The blended six-layer funding stack
Total project cost £18.0m (Concept C). Funded through a six-layer blended stack at ~3.6% blended cost of capital.
| Layer | Share | Cost |
|---|---|---|
| Senior debt | 40% | 5.5–6.0% |
| Patient capital (HNW, family offices) | 25% | 3–4% |
| Foundation grants | 15% | 0% |
| Community shares | 7% | 2% |
| Civic Room-Night Bank | 5% | 0% (pre-paid) |
| Founder equity | 8% | 5% |
| TOTAL | 100% | ~3.6% blended |
Cost plan summary
| Element | Amount | % |
|---|---|---|
| Site purchase and acquisition | £2,246k | 12.4% |
| Surveys, planning, consents | £156k | 0.9% |
| Construction (£4,000/m²) | £10,600k | 58.4% |
| FF&E and fit-out | £700k | 3.9% |
| Specialist works and art | £418k | 2.3% |
| Professional fees | £1,406k | 7.7% |
| Finance during build | £450k | 2.5% |
| Pre-opening | £180k | 1.0% |
| Working capital reserve | £360k | 2.0% |
| Contingency | £1,640k | 9.0% |
| TOTAL | £18,156k | 100% |
The construction rate of £4,000/m² is benchmarked against the Guernsey 2022 baseline (~£3,200/m²) plus 12–15% construction inflation, plus 10–15% premium specification uplift, plus single-digit coastal complexity. It is at the lower end of the credible range.
Phase 0 deliverable: QS pre-tender estimate validating this rate against three named comparable Channel Islands projects of similar scale and specification.
Where the surplus goes — the affordability waterfall
The community feedback report was clear that affordability is not a marketing line — it is the precondition for public legitimacy. The surplus waterfall is sequenced to match.
| Priority | Allocation | Annual amount |
|---|---|---|
| 1 | Senior debt service | ~£645k |
| 2 | Maintenance reserve (1.5% of replacement cost) | £240k |
| 3 | Youth programme (Clause 3 — minimum, hard-coded) | £25k |
| 4 | Affordability programme — older-resident discounts (Clause 2), pay-it-forward coffee fund, swimmers' rates, family-rate menu | £35–55k |
| 5 | Patient capital coupon | ~£135k |
| 6 | Community Innovation Fund | ~£248k |
What this means in practice
If the project's commercial side struggles, the youth programme is preserved before café upgrades and before suite refurbishment. The affordability programme is preserved before discretionary spending. Senior debt and maintenance come first because the building must survive — but the public-benefit commitments are sequenced ahead of operator comfort.

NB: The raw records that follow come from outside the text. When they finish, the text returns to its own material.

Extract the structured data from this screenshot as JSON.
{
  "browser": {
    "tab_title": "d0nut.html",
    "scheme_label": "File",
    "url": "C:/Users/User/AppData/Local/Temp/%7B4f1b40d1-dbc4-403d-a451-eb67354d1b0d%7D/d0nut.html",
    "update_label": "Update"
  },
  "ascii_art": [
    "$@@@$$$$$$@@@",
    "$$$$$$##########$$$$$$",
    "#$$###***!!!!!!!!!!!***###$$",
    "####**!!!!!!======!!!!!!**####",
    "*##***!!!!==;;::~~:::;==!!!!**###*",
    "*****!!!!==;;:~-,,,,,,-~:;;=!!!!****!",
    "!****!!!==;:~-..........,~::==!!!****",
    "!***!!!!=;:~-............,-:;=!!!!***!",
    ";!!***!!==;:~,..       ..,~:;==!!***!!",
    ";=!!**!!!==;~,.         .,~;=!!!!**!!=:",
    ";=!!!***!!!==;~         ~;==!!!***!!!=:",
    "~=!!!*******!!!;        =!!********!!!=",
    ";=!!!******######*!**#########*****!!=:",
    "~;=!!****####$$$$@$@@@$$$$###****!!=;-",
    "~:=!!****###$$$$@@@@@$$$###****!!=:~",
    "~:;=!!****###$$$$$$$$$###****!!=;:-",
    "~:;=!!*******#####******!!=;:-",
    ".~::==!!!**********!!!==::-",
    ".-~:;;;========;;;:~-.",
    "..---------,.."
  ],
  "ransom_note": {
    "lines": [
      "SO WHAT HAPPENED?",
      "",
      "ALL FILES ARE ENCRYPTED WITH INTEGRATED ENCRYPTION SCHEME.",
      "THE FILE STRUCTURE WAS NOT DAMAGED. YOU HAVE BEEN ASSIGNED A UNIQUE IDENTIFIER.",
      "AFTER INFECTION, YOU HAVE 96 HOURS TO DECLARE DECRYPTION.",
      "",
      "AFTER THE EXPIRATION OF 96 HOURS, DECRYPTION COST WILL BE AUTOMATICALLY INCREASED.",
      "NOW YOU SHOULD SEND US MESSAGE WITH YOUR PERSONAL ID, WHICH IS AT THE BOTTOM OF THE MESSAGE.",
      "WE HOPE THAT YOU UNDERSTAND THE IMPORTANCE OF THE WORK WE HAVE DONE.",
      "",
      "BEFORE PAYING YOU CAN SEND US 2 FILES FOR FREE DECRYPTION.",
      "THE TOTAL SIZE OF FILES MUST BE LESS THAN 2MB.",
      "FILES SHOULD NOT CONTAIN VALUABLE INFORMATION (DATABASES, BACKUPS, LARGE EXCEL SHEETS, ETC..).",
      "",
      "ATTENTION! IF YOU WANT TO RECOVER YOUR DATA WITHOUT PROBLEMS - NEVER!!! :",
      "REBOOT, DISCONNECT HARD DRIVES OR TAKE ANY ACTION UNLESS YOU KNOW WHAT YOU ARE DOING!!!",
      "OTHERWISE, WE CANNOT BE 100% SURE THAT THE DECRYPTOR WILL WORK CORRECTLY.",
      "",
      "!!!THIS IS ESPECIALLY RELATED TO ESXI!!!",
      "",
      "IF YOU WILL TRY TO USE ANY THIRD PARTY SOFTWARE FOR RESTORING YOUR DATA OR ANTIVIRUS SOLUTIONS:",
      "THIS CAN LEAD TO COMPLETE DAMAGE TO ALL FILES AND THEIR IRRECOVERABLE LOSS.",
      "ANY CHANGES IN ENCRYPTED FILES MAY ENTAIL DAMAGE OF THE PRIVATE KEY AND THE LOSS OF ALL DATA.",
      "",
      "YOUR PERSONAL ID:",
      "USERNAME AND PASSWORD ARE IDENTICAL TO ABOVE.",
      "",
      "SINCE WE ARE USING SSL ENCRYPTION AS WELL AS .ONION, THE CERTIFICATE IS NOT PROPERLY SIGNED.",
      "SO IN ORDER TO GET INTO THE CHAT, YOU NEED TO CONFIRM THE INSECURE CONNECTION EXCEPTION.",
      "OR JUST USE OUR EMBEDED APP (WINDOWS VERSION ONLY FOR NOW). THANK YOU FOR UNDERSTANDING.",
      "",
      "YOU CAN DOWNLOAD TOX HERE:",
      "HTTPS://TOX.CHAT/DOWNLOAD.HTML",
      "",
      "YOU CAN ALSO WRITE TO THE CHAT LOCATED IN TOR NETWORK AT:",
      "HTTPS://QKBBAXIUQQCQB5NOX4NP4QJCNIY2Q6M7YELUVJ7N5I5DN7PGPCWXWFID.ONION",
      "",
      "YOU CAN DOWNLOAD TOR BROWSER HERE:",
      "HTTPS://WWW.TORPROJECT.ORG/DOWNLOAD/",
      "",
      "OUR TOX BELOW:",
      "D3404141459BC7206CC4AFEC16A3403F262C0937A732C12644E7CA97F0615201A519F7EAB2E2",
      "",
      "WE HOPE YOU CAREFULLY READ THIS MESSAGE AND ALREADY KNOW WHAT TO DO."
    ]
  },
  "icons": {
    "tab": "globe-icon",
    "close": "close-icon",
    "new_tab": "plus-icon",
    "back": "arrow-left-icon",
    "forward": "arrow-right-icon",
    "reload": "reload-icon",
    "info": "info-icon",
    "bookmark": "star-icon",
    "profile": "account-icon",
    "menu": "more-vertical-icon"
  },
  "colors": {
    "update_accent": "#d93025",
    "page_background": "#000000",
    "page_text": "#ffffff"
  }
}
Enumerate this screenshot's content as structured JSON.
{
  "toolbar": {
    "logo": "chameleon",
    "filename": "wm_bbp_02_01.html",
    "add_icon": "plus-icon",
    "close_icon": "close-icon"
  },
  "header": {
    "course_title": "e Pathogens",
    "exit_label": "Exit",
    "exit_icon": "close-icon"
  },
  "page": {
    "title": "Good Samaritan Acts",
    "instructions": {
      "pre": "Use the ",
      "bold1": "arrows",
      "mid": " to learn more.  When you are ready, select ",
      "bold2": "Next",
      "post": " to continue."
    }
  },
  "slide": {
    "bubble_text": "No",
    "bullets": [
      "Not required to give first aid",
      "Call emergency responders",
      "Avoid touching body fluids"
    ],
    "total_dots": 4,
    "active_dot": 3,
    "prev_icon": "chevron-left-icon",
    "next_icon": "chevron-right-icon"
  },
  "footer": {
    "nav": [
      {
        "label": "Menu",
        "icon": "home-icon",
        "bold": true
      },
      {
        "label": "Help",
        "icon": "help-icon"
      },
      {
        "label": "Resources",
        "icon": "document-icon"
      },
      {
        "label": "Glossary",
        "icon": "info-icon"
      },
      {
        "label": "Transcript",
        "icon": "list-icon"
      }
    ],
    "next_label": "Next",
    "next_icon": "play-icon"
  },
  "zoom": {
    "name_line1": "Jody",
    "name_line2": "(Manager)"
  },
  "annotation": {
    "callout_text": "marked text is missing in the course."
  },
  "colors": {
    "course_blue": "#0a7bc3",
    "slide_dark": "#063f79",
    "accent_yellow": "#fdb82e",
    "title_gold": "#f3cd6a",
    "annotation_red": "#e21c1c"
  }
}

This is the mechanism that prevents the project becoming "another expensive thing for a small number of people" if commercial pressure builds in years 6, 8, or 12.
Five-year revenue build
| Year | Stage | Revenue |
|---|---|---|
| 1 | Construction + soft launch | £0.45m |
| 2 | Building opens, suites at 50% | £1.55m |
| 3 | Full operations, suites at 65% | £2.26m |
| 4 | Mature, suites at 70% | £2.70m |
| 5 | Self-sustaining, suites at 75% | £3.05m |
The Public Benefit Meter
A live wall-mounted dashboard in the atrium gallery. The numbers are pulled daily from the operator's accounts and event records. The aggregate score is published unedited in the annual report.